In fact, both “El Niño” and “global warming” appeared in the official forecast read on Phil’s behalf at 7:28 a.m. yesterday by a spokesman for the Punxsutawney Groundhog Club, an organization loosely affiliated with the Chamber of Commerce of Punxsutawney, Pa., whose usual population of 6,000 swells to around 20,000 for the annual announcement.

“El Niño has caused high winds, heavy snow, ice and freezing temperatures in the West,” the four-legged forecaster began his four-couplet decree. “Here in the East with much mild winter weather we have been blessed.

“Global warming has caused a great debate; this mild winter makes it seem just great,” he continued. “On this Groundhog Day we think of one thing. Will we have winter or will we have spring? On Gobbler’s Knob I see no shadow today. I predict that early spring is on the way.”
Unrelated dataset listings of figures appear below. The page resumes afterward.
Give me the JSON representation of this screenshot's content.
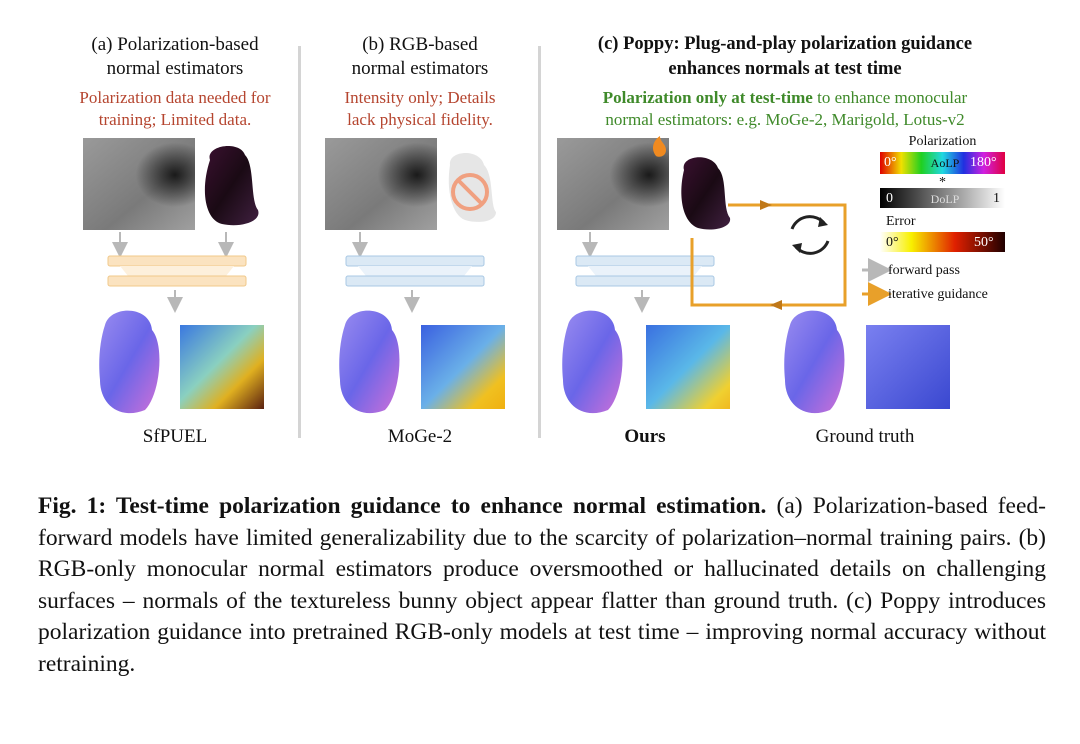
{
  "panel_a": {
    "header_line1": "(a) Polarization-based",
    "header_line2": "normal estimators",
    "note_line1": "Polarization data needed for",
    "note_line2": "training; Limited data.",
    "method_label": "SfPUEL"
  },
  "panel_b": {
    "header_line1": "(b) RGB-based",
    "header_line2": "normal estimators",
    "note_line1": "Intensity only; Details",
    "note_line2": "lack physical fidelity.",
    "method_label": "MoGe-2"
  },
  "panel_c": {
    "header_line1": "(c) Poppy: Plug-and-play polarization guidance",
    "header_line2": "enhances normals at test time",
    "note_bold": "Polarization only at test-time",
    "note_rest": " to enhance monocular",
    "note_line2": "normal estimators: e.g. MoGe-2, Marigold, Lotus-v2",
    "method_label": "Ours",
    "gt_label": "Ground truth"
  },
  "legend": {
    "polarization_title": "Polarization",
    "aolp_min": "0°",
    "aolp_name": "AoLP",
    "aolp_max": "180°",
    "star": "*",
    "dolp_min": "0",
    "dolp_name": "DoLP",
    "dolp_max": "1",
    "error_title": "Error",
    "error_min": "0°",
    "error_max": "50°",
    "forward_pass": "forward pass",
    "iterative_guidance": "iterative guidance"
  },
  "colors": {
    "note_red": "#b5452f",
    "note_green": "#3f8a2a",
    "guidance_orange": "#e8a02a",
    "forward_gray": "#b8b8b8",
    "block_orange": "#fbe3c0",
    "block_blue": "#dbe9f5"
  },
  "caption": {
    "fig_label": "Fig. 1: Test-time polarization guidance to enhance normal estimation.",
    "text": " (a) Polarization-based feed-forward models have limited generalizability due to the scarcity of polarization–normal training pairs. (b) RGB-only monocular normal estimators produce oversmoothed or hallucinated details on challenging surfaces – normals of the textureless bunny object appear flatter than ground truth. (c) Poppy introduces polarization guidance into pretrained RGB-only models at test time – improving normal accuracy without retraining."
  }
}
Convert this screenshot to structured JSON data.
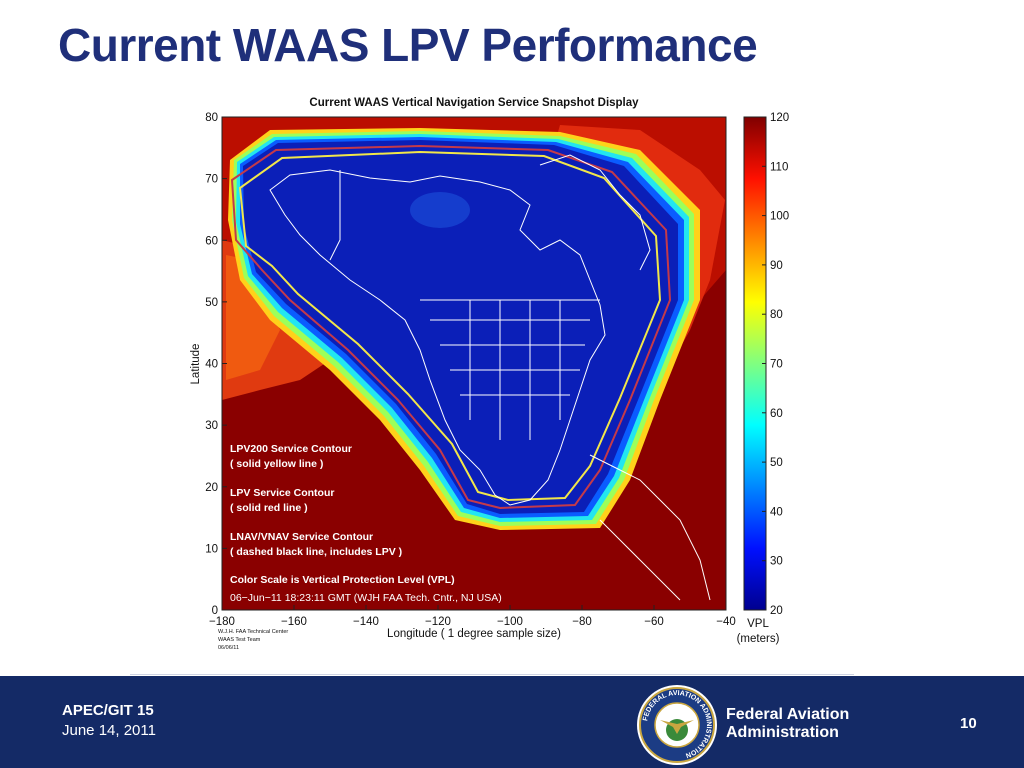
{
  "slide": {
    "title": "Current WAAS LPV Performance"
  },
  "chart_data": {
    "type": "heatmap",
    "title": "Current WAAS Vertical Navigation Service Snapshot Display",
    "xlabel": "Longitude    ( 1 degree sample size)",
    "ylabel": "Latitude",
    "xlim": [
      -180,
      -40
    ],
    "ylim": [
      0,
      80
    ],
    "x_ticks": [
      -180,
      -160,
      -140,
      -120,
      -100,
      -80,
      -60,
      -40
    ],
    "x_tick_labels": [
      "−180",
      "−160",
      "−140",
      "−120",
      "−100",
      "−80",
      "−60",
      "−40"
    ],
    "y_ticks": [
      0,
      10,
      20,
      30,
      40,
      50,
      60,
      70,
      80
    ],
    "colorbar": {
      "label_line1": "VPL",
      "label_line2": "(meters)",
      "range": [
        20,
        120
      ],
      "ticks": [
        20,
        30,
        40,
        50,
        60,
        70,
        80,
        90,
        100,
        110,
        120
      ]
    },
    "annotations": [
      "LPV200 Service Contour",
      "( solid yellow line )",
      "LPV Service Contour",
      "( solid red line )",
      "LNAV/VNAV Service Contour",
      "( dashed black line, includes LPV )",
      "Color Scale is Vertical Protection Level (VPL)",
      "06−Jun−11 18:23:11 GMT  (WJH FAA Tech. Cntr., NJ USA)"
    ],
    "credit": [
      "W.J.H. FAA Technical Center",
      "WAAS Test Team",
      "06/06/11"
    ],
    "contours": {
      "lpv200_color": "#f2e64a",
      "lpv_color": "#c43a4a",
      "coverage_color": "#0b1fb8"
    }
  },
  "footer": {
    "conference": "APEC/GIT 15",
    "date": "June 14, 2011",
    "agency_line1": "Federal Aviation",
    "agency_line2": "Administration",
    "page_number": "10",
    "logo": "faa-seal-icon",
    "logo_text": "FEDERAL AVIATION ADMINISTRATION"
  }
}
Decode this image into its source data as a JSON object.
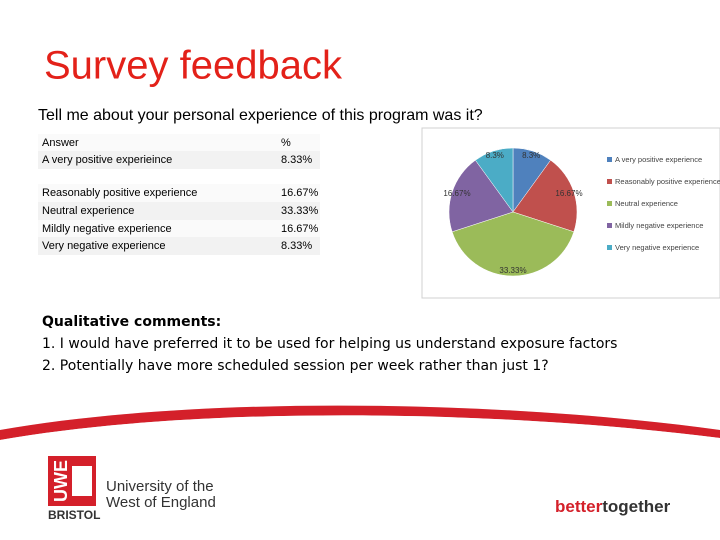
{
  "header": {
    "title": "Survey feedback",
    "subtitle": "Tell me about your personal experience of this program was it?"
  },
  "table": {
    "header": [
      "Answer",
      "%"
    ],
    "rows": [
      [
        "A very positive experieince",
        "8.33%"
      ],
      [
        "Reasonably positive experience",
        "16.67%"
      ],
      [
        "Neutral experience",
        "33.33%"
      ],
      [
        "Mildly negative experience",
        "16.67%"
      ],
      [
        "Very negative experience",
        "8.33%"
      ]
    ]
  },
  "chart_data": {
    "type": "pie",
    "categories": [
      "A very positive experience",
      "Reasonably positive experience",
      "Neutral experience",
      "Mildly negative experience",
      "Very negative experience"
    ],
    "values": [
      8.33,
      16.67,
      33.33,
      16.67,
      8.33
    ],
    "value_labels": [
      "8.3%",
      "16.67%",
      "33.33%",
      "16.67%",
      "8.3%"
    ],
    "colors": [
      "#4f81bd",
      "#c0504d",
      "#9bbb59",
      "#8064a2",
      "#4bacc6"
    ],
    "legend": "right"
  },
  "comments": {
    "heading": "Qualitative comments:",
    "lines": [
      "1. I would have preferred it to be used for helping us understand exposure factors",
      "2. Potentially have more scheduled session per week rather than just 1?"
    ]
  },
  "footer": {
    "logo": "UWE",
    "university": [
      "University of the",
      "West of England"
    ],
    "city": "BRISTOL",
    "tagline": [
      "better",
      "together"
    ]
  }
}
Tom Chapin, editor of the local newspaper, The Punxsutawney Spirit, said the Punxsutawney groundhog’s use of such climate-change buzzwords was evidence of the extraordinary powers extant in certain members of the species, noting that “Phil, as far as I know, cannot read.”

In its earliest incarnation, Groundhog Day or something like it was a pagan observance, marking the midpoint between the winter solstice and spring equinox, according to historians.
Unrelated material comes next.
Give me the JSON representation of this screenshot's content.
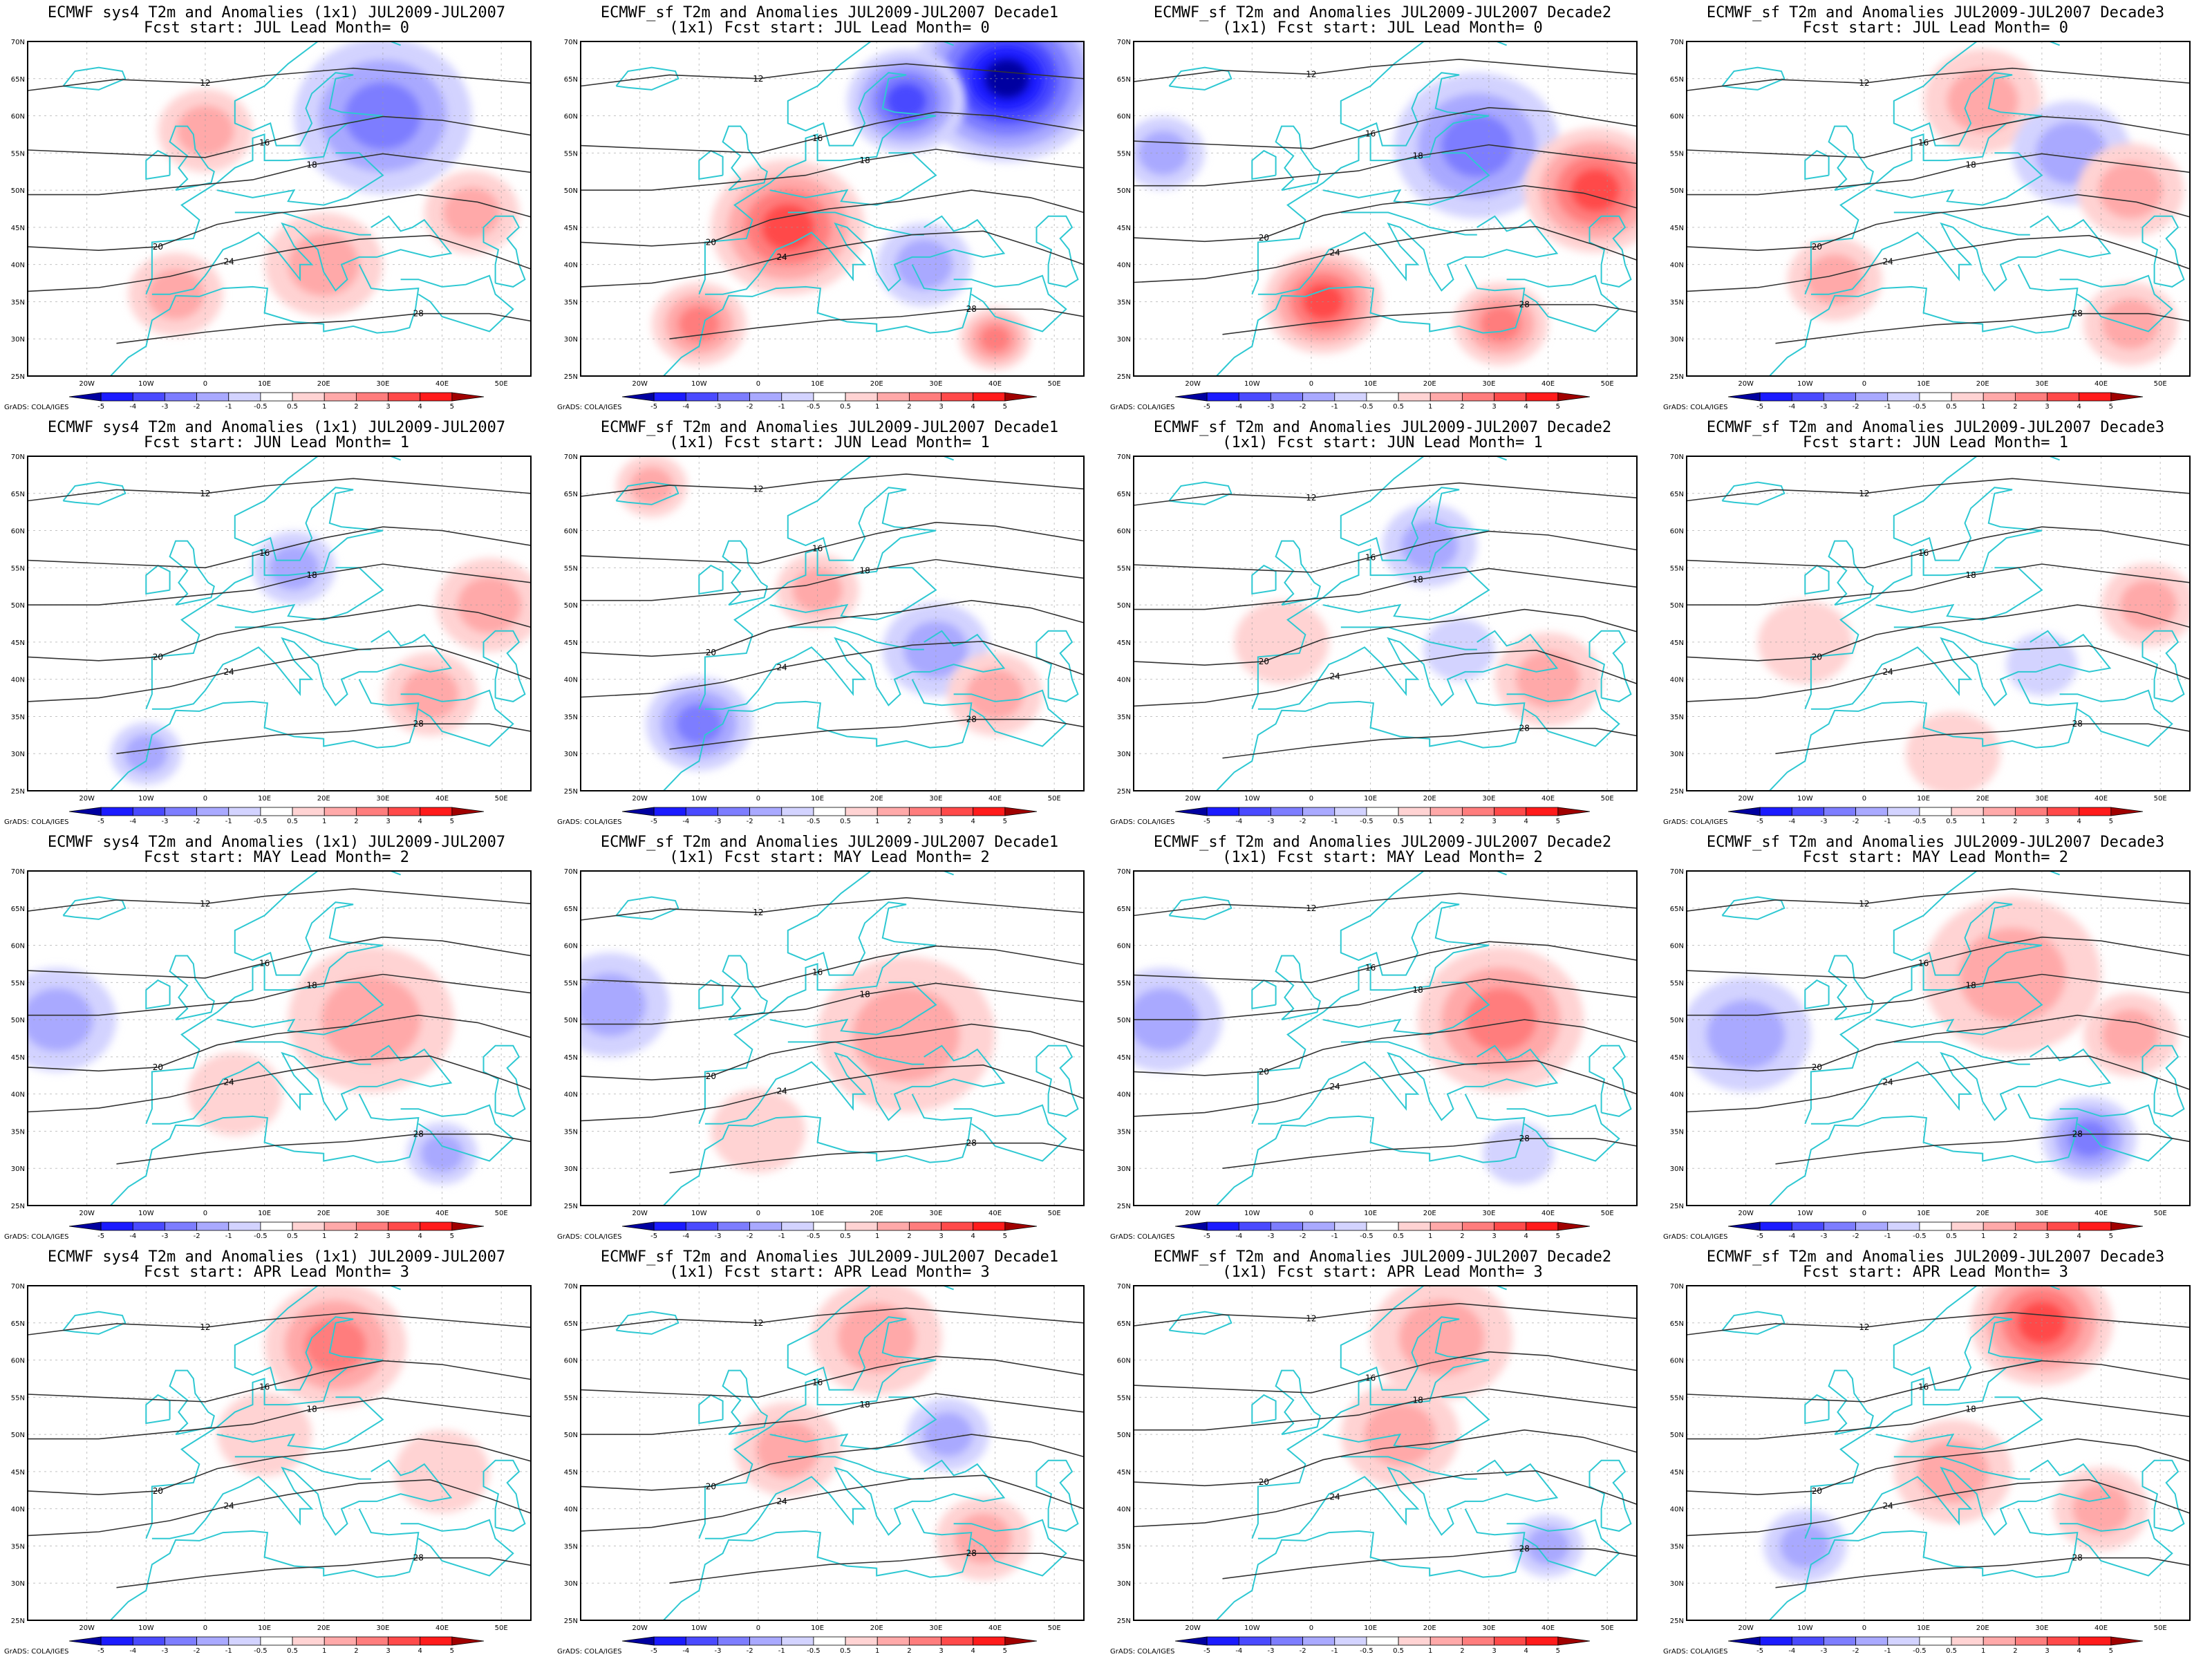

Burrowing animals like the groundhog were said to have the supernatural ability to foretell an early spring. The observance merged at some point with the Christian holiday of Candlemas, and the tradition embodied in this proverb: “If Candlemas be fair and bright, winter will have another fight. If Candlemas brings cloud and rain, winter won’t come again.”

Mike Halpert, chief forecaster for the Climate Prediction Center of the National Oceanic and Atmospheric Administration, said that groundhog prognostication — while never used by the government, and “never very good” — was likely to remain for the foreseeable future as good as the average citizen’s guesswork, regardless of climate changes predicted in the United Nations panel’s report. “Just because we have global warming doesn’t mean that winter won’t still occur, and that there won’t still be variations in its duration,” Mr. Halpert noted.

New York-area groundhogs known as Malverne Mel and Holtsville Hal, both searching for their shadows on Long Island, attesting perhaps to the unreliability of marmot, house cat or other forms of inspirational climatology, issued split predictions. Mel foresaw an early spring, and Hal a long winter.

But Roberta Dinsmore, the librarian at Punxsutawney Memorial Library, where Punxsutawney Phil lives on the other side of a picture window on the ground floor (his burrow, complete with underground stream, was built in a mound of dirt there) said her town’s groundhog should never be compared to others.

“Oh, you know, he’s been very good,” Mrs. Dinsmore said in a telephone interview. “He will never be obsolete.” She had heard about the United Nations panel’s report, and called it “very important,” but said it would in no way make Phil moot.

“He has been right so often,” she said. “Anyway, I am pretty sure of that. You can check for yourself.”

The groundhog club claims that since 1886, Phil — there have been several — has seen his shadow 96 times, has not seen it 15 times and there are no records for nine years. Whether he has been “right” depends on when spring began in each of those years, a subjective question; but in this age of warming, he has seen his shadow — foretelling a longer winter — each of the past six years, until yesterday.

Mrs. Dinsmore was asked to describe Phil’s personality.

“Well, he loves bananas,” she said. “He lives with two little cousins. He’s very social. He’s quite fat.

“He was on ‘Oprah,’ you know,” she added. “He liked that very much.”